The concerns and challenges outlined in this article have led me to an ethical imperative to seek a forum where interlocutors collaborate with informed experts from various fields on the Middle East–economics, political science, art–on research projects using quantifiable, large data analysis. In such a forum, analysts can write a brief description on how they think quantitative work might best be formulated for this discipline. Ultimately, the central questions are, “How can we gain insight from the virtual world” and, “What is the role of ethics in new models of communication and social interaction?” In a post-Arab Revolution, post-Occupy Wall Street, post-Twitter world, where are our value economies?

N. Katherine Hayles, How We Became Posthuman: Virtual Bodies in Cybernetics, Literature, and Informatics (Chicago: U of Chicago P, 1999) 3. According to her definition, the posthuman view “configures the human being so that it can be seamlessly articulated with intelligent machines. In the posthuman, there are no essential differences or absolute demarcations between bodily existence and computer simulation, cybernetic mechanism and biological organism, robot teleology and human goals.”

[2] Religious beliefs and rituals are perhaps the most pervasive examples of engagement with the virtual. Religious altars explicitly engage with the virtual as a reality that cannot be seen or that cannot be proved except in the belief in its existence and with its engagement.

[3] Originally written in "A VJ Manifesto," by VJ Um Amel (April 30, 2011).

[4] According to R-Shief Labs, this is true of most non-Francophone Arab nations, in particular, of Egypt and Syria. Tunisian and Moroccan tweets are predominantly in French, while, interestingly, tweets that include “#Libya” are mainly in English.

[5] Natural Language Processing is a field of computer science and linguistics.
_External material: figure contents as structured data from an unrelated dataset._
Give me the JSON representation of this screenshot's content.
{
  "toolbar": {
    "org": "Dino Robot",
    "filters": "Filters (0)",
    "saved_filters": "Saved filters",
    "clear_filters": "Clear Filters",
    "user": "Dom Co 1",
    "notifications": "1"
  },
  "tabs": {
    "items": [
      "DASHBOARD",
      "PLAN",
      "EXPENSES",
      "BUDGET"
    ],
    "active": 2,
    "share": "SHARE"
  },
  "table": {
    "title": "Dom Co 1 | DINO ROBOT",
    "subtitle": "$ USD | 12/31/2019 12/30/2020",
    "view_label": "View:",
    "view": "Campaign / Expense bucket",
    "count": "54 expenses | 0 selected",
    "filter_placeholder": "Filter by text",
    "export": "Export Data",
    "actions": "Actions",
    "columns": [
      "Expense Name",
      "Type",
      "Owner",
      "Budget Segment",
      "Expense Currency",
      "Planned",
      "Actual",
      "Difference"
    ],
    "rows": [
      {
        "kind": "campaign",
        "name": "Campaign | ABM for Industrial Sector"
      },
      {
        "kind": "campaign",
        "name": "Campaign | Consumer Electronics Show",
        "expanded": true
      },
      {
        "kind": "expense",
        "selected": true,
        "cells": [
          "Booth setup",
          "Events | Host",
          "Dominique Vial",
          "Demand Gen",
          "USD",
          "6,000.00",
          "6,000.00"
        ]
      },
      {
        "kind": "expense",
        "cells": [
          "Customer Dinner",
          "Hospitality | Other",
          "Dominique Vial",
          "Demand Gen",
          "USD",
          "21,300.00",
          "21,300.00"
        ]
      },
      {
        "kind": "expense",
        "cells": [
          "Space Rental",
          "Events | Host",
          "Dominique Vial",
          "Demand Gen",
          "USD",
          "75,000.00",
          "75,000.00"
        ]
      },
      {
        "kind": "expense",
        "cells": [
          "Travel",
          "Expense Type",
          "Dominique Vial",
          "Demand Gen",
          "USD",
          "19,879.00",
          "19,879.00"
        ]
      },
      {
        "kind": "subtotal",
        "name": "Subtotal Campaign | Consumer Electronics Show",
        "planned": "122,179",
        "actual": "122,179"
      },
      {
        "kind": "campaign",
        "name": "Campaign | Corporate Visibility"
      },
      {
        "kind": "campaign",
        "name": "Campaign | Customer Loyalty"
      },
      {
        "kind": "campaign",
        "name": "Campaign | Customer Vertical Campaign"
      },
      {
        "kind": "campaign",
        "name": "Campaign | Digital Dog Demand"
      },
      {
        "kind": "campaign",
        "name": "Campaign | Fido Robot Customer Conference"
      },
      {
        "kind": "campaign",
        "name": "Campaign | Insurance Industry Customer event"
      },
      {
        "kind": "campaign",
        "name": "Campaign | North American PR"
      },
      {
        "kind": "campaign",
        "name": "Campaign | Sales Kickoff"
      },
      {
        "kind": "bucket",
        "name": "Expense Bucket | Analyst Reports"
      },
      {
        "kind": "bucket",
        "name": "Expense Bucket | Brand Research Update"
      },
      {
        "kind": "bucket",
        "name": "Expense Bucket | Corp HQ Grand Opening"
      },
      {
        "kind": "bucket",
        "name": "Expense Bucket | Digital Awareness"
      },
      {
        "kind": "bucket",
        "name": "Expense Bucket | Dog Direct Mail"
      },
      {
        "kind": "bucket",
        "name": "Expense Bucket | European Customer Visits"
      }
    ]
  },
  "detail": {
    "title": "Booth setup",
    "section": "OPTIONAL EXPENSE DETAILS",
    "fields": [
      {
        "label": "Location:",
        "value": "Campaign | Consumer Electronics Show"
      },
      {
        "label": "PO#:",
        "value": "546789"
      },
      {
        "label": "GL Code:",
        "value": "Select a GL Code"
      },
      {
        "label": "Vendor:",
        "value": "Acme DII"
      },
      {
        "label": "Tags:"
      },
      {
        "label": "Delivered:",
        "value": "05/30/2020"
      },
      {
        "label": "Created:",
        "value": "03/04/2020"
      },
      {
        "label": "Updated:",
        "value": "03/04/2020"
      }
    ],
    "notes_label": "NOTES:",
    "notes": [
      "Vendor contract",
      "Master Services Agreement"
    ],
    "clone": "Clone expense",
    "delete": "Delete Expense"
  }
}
It is a type of computational method of extracting meaning from unstructured data. Examples include word and sentence tokenization, text classification and sentiment analysis, spelling correction, information extraction, parsing, meaning extraction, and question answering.

[6] Swarm computing, also known as “swarm intelligence” is a method of collective behavior ofdecentralized, self-organized systems, natural or artificial. The concept is employed in work on artificial intelligence

[7] A pedabyte is s a unit of information equal to one quadrillion (short scale) bytes, or 1000 terabytes.

[8] Virilio, Paul. Speed and Politics. p. 26, 1968.